M. GAYE avait choisi de se relever cette fois-ci. L'infirmière lui avait mis un énorme coussin afin qu'il puisse s'adosser.

M. GAYE, pouvez-vous nous parler d'Oumeyra SVP ?

Il se mit immédiatement à sourire. Il reprit son souffle, puis poursuivit de plus belle :

M. GAYE : Oumeyra. Elle était aussi jolie que son prénom. A l'époque, elle avait deux ans de plus que moi. Cela ne se voyait pas bien sûr, car vous savez combien nous, hommes sommes très précoces. Nous passions beaucoup de temps ensemble à cause des cours qu'elle me dispensait. Faut dire que j'étais quand même très débrouillard et parvenait à avoir plus de la moyenne. J'arrivais à tenir pleinement une conversation en français sans faire de faute. Je n'arrêtais pas de m'améliorer au fil des années. Un soir, je me décidai à l'inviter à sortir. Beaucoup de nos collègues me trouvait culotté. Ils faisaient partie de ceux qui étaient contre le fait qu'un jardinier/gardien drague une institutrice. Mais je n'avais aucun complexe. Je gagnais ma vie honnêtement et je savais correctement m'exprimer. Oumeyra, n'était pas comme ces femmes matérialistes, elle était plus réfléchie. Elle accepta donc mon invitation. J'ai tenu à sortir le grand jeu ce soir-là et je l'ai emmené dans un restaurant classe. Tout mon salaire y passa, mais je ne le regrettai pas. C'est à partir de ce jour que nous avions commencé à sortir ensemble en toute discrétion. Contrairement à la mienne, sa famille était riche. Elle était fille d'un médecin de renommée et d'une mère pharmacienne. J'étais allé lui rendre visite une fois, mais cela avait été une erreur. Sa famille n'avait pas arrêté de me toiser. Dieu sait que j'étais correctement habillé. Ils avaient dit à Oumeyra que le problème n'était pas le boulot que je faisais, mais que je ne leur inspirais pas confiance. Cela ne changea rien dans ma relation avec cette dernière. J'ai cumulé mes deux emplois pendant pratiquement quatre ans. Je m'étais inscrit parallèlement en cours du soir. J'obtins alors mon BFEM et mon Baccalauréat. Toujours avec Oumeyra à mes côtés. Ses parents avaient fini par découvrir que notre relation était toujours d'actualité et ont voulu la donner en mariage au fils d'un de leur ami, qui en était fou. L'idée de perdre cette femme ambitieuse, généreuse et bien m'était impossible. Elle me proposa d'aller demander sa main. Elle me remit également de l'argent pour compléter la dot. Fier que je suis, je refusai. J'irai demander sa main avec ce que j'ai. Si ses parents acceptent c'est tant mieux, sinon je laisse tomber. Comme je m'y attendais, son père m'avait renvoyé comme un malpropre. Je dis donc à Oumeyra que notre relation s'arrêtait là.

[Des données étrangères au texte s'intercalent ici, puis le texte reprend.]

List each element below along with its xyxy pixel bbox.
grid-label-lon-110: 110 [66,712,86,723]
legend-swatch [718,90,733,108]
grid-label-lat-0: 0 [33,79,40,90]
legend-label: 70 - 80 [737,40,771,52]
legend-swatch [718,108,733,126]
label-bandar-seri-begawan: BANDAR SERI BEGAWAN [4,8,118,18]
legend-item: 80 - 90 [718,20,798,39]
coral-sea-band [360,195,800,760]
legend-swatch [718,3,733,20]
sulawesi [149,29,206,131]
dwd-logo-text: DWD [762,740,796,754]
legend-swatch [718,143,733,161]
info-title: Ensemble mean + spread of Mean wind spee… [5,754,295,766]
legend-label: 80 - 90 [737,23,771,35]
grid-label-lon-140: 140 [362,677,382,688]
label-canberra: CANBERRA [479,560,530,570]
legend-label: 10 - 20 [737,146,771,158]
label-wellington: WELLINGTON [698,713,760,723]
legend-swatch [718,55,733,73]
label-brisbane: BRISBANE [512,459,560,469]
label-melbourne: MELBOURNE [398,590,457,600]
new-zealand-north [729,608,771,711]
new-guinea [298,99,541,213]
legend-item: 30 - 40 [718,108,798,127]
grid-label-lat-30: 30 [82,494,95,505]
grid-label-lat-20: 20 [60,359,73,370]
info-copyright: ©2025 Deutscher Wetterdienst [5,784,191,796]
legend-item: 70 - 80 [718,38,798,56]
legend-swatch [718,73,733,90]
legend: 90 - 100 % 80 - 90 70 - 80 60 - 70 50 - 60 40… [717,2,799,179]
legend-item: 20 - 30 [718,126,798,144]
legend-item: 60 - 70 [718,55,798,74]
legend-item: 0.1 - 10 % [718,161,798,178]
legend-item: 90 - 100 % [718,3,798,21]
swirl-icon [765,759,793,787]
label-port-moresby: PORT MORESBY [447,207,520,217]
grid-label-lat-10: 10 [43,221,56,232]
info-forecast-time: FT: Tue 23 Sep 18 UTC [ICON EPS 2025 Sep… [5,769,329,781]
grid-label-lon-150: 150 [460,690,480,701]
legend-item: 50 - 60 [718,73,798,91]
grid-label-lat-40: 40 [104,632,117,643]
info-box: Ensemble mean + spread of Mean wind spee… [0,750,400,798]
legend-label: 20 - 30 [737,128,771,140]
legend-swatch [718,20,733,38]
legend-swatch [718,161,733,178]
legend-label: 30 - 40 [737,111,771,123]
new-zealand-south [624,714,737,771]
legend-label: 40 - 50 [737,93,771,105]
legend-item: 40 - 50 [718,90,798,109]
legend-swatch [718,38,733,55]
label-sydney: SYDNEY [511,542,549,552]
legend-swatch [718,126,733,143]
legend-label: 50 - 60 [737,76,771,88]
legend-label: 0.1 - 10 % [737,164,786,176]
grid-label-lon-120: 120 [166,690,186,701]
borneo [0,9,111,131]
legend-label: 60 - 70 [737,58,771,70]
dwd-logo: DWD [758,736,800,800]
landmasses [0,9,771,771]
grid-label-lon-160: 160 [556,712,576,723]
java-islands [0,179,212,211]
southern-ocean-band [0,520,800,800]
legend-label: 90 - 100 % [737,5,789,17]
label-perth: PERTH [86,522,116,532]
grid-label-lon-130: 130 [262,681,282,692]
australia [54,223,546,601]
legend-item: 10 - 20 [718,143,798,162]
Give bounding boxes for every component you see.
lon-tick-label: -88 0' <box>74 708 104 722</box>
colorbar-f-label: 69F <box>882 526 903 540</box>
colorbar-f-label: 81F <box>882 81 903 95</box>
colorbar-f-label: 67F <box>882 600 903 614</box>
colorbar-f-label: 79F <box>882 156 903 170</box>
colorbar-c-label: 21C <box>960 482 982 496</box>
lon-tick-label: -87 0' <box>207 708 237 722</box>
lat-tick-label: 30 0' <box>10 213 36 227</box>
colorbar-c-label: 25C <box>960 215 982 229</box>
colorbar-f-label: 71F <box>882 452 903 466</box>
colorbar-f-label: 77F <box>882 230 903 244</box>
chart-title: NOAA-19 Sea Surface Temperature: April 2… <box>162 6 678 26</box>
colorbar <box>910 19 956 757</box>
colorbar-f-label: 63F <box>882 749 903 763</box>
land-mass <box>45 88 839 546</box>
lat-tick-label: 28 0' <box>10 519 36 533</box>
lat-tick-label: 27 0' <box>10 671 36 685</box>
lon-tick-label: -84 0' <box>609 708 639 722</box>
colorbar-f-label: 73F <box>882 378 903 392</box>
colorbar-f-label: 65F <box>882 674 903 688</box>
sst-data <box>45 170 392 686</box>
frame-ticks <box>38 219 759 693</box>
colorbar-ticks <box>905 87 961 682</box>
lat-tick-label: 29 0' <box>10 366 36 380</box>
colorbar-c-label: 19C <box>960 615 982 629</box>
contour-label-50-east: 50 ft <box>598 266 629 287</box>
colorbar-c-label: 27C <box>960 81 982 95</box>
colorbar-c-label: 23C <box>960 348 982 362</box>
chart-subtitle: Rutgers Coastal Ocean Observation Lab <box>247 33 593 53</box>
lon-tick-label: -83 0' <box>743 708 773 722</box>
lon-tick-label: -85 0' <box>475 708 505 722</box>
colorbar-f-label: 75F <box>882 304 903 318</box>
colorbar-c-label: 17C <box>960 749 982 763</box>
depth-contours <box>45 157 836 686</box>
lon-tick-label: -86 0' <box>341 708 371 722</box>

Je cherchais un autre boulot. Maintenant que j'avais mon Bac en poche, je ne pouvais pas continuer à être gardien et jardinier. Je voulais une belle vie et largement plus d'argent.

Je le laissai finir avant d'enchainer avec une autre question :

-MARIE LOUISE : C'est bien que vous mentionnez le fait que vous vouliez une belle vie et beaucoup d'argent. Il y avait une rumeur qui circulait et qui disait que vous étiez un franc maçon et que vous avez vendu votre âme au diable. Est-ce vrai ?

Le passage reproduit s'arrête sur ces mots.